Money Daniel, Migicovsky Zoë, Gardner Kyle, Myles Sean
Department of Plant and Animal Sciences, Faculty of Agriculture, Dalhousie University, Truro, Nova Scotia, Canada.
BMC Genomics. 2017 Jul 10;18(1):523. doi: 10.1186/s12864-017-3873-5.
Genomic studies such as genome-wide association and genomic selection require genome-wide genotype data. All existing technologies used to create these data result in missing genotypes, which are often then inferred using genotype imputation software. However, existing imputation methods most often make use only of genotypes that are successfully inferred after having passed a certain read depth threshold. Because of this, any read information for genotypes that did not pass the threshold, and were thus set to missing, is ignored. Most genomic studies also choose read depth thresholds and quality filters without investigating their effects on the size and quality of the resulting genotype data. Moreover, almost all genotype imputation methods require ordered markers and are therefore of limited utility in non-model organisms.
Here we introduce LinkImputeR, a software program that exploits the read count information that is normally ignored, and makes use of all available DNA sequence information for the purposes of genotype calling and imputation. It is specifically designed for non-model organisms since it requires neither ordered markers nor a reference panel of genotypes. Using next-generation DNA sequence (NGS) data from apple, cannabis and grape, we quantify the effect of varying read count and missingness thresholds on the quantity and quality of genotypes generated from LinkImputeR. We demonstrate that LinkImputeR can increase the number of genotype calls by more than an order of magnitude, can improve genotyping accuracy by several percent and can thus improve the power of downstream analyses. Moreover, we show that the effects of quality and read depth filters can differ substantially between data sets and should therefore be investigated on a per-study basis.
By exploiting DNA sequence data that is normally ignored during genotype calling and imputation, LinkImputeR can significantly improve both the quantity and quality of genotype data generated from NGS technologies. It enables the user to quickly and easily examine the effects of varying thresholds and filters on the number and quality of the resulting genotype calls. In this manner, users can decide on thresholds that are most suitable for their purposes. We show that LinkImputeR can significantly augment the value and utility of NGS data sets, especially in non-model organisms with poor genomic resources.

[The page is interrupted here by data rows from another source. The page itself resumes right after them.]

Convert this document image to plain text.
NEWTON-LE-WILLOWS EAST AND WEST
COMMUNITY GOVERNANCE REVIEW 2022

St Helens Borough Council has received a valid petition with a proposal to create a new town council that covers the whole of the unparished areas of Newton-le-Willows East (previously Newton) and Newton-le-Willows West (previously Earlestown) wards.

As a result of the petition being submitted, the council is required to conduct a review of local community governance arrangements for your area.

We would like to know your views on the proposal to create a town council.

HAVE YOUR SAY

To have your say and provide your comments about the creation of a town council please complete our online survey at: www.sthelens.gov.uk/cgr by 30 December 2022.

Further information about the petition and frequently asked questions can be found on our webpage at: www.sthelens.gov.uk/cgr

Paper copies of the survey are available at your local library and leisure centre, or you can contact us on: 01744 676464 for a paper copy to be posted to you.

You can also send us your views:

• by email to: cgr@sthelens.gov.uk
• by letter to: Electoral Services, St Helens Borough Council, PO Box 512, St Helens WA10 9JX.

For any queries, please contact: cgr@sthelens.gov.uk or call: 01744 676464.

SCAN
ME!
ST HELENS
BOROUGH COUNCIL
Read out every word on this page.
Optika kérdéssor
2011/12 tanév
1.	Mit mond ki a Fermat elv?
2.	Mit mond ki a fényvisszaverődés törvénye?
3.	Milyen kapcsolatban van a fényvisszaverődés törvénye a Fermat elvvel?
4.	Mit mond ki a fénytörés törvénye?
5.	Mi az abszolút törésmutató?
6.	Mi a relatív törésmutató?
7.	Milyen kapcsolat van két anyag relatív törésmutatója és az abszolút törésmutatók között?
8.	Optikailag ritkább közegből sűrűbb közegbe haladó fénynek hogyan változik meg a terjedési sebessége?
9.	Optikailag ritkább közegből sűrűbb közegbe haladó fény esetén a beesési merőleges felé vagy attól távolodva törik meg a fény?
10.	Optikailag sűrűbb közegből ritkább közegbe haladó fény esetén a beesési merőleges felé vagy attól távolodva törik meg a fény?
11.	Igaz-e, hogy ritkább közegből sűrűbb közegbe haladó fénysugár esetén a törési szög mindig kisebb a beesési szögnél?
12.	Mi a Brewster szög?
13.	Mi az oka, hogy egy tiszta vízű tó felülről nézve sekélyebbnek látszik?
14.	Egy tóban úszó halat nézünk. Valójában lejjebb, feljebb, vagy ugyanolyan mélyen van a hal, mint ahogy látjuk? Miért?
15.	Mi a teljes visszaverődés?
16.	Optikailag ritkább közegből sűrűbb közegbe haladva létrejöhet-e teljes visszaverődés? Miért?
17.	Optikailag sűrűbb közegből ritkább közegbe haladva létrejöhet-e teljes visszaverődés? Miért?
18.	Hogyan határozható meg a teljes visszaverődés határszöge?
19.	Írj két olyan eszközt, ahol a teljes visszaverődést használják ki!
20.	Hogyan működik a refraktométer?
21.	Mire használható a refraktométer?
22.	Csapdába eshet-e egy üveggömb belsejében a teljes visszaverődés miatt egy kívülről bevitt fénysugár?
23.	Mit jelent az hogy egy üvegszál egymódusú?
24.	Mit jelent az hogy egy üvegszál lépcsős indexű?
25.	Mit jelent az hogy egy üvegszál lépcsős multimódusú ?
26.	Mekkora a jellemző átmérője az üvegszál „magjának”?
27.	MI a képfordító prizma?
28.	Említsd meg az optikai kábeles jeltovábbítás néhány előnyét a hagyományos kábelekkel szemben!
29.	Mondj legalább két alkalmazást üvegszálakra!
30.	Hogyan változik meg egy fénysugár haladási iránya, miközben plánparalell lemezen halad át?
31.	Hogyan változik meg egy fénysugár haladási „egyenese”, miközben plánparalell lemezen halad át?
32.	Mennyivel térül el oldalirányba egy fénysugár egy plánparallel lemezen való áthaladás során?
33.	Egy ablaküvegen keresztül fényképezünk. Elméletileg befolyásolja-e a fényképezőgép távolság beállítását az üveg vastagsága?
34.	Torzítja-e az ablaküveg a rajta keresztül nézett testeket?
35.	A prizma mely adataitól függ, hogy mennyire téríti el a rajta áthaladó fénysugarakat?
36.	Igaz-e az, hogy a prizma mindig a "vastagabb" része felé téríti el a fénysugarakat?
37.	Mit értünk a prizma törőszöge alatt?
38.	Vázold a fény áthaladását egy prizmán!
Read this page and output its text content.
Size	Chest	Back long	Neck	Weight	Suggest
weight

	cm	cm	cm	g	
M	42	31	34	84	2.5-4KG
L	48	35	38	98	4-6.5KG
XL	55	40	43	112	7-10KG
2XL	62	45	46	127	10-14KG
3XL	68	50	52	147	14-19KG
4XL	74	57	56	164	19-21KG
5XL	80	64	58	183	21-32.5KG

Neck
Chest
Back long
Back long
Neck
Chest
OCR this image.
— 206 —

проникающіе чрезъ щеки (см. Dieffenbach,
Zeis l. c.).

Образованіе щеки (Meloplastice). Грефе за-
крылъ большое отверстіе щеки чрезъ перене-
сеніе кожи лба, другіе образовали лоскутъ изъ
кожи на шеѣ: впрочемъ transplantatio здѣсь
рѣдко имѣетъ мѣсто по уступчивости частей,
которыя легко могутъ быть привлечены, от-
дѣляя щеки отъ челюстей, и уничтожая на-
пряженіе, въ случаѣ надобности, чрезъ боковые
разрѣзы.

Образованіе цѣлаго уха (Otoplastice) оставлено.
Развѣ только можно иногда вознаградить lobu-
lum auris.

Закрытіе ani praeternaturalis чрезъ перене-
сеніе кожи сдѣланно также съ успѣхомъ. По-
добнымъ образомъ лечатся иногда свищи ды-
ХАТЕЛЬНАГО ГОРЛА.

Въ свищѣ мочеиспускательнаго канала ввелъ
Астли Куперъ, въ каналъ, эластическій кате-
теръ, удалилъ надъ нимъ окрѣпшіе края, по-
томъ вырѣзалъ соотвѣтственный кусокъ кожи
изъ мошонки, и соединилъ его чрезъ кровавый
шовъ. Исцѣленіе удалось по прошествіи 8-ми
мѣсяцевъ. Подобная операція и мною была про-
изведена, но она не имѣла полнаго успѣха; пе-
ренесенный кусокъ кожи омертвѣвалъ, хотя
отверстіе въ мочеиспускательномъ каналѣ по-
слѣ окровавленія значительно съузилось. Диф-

全基因组关联研究和基因组选择等基因组学研究需要全基因组基因型数据。用于生成这些数据的所有现有技术都会导致基因型缺失,这些缺失的基因型通常随后会使用基因型填充软件进行推断。然而,现有的填充方法通常仅利用在通过特定读取深度阈值后成功推断出的基因型。因此,任何未通过阈值并因此被设为缺失的基因型的读取信息都被忽略了。大多数基因组学研究在选择读取深度阈值和质量过滤器时,也未考察它们对所得基因型数据的规模和质量的影响。此外,几乎所有的基因型填充方法都需要有序的标记,因此在非模式生物中的实用性有限。
在此,我们介绍LinkImputeR,这是一款软件程序,它利用通常被忽略的读取计数信息,并利用所有可用的DNA序列信息进行基因型分型和填充。它是专门为非模式生物设计的,因为它既不需要有序的标记,也不需要基因型参考面板。利用来自苹果、大麻和葡萄的下一代DNA序列(NGS)数据,我们量化了不同读取计数和缺失阈值对LinkImputeR生成的基因型数量和质量的影响。我们证明,LinkImputeR可以将基因型分型的数量增加一个数量级以上,将基因分型准确性提高几个百分点,从而提高下游分析的效能。此外,我们表明,质量和读取深度过滤器的效果在不同数据集之间可能有很大差异,因此应该针对每项研究进行考察。
通过利用在基因型分型和填充过程中通常被忽略的DNA序列数据,LinkImputeR可以显著提高从NGS技术生成的基因型数据的数量和质量。它使用户能够快速轻松地检查不同阈值和过滤器对所得基因型分型数量和质量产生的影响。通过这种方式,用户可以确定最适合其目的的阈值。我们表明,LinkImputeR可以显著提高NGS数据集的价值和实用性,特别是在基因组资源匮乏的非模式生物中。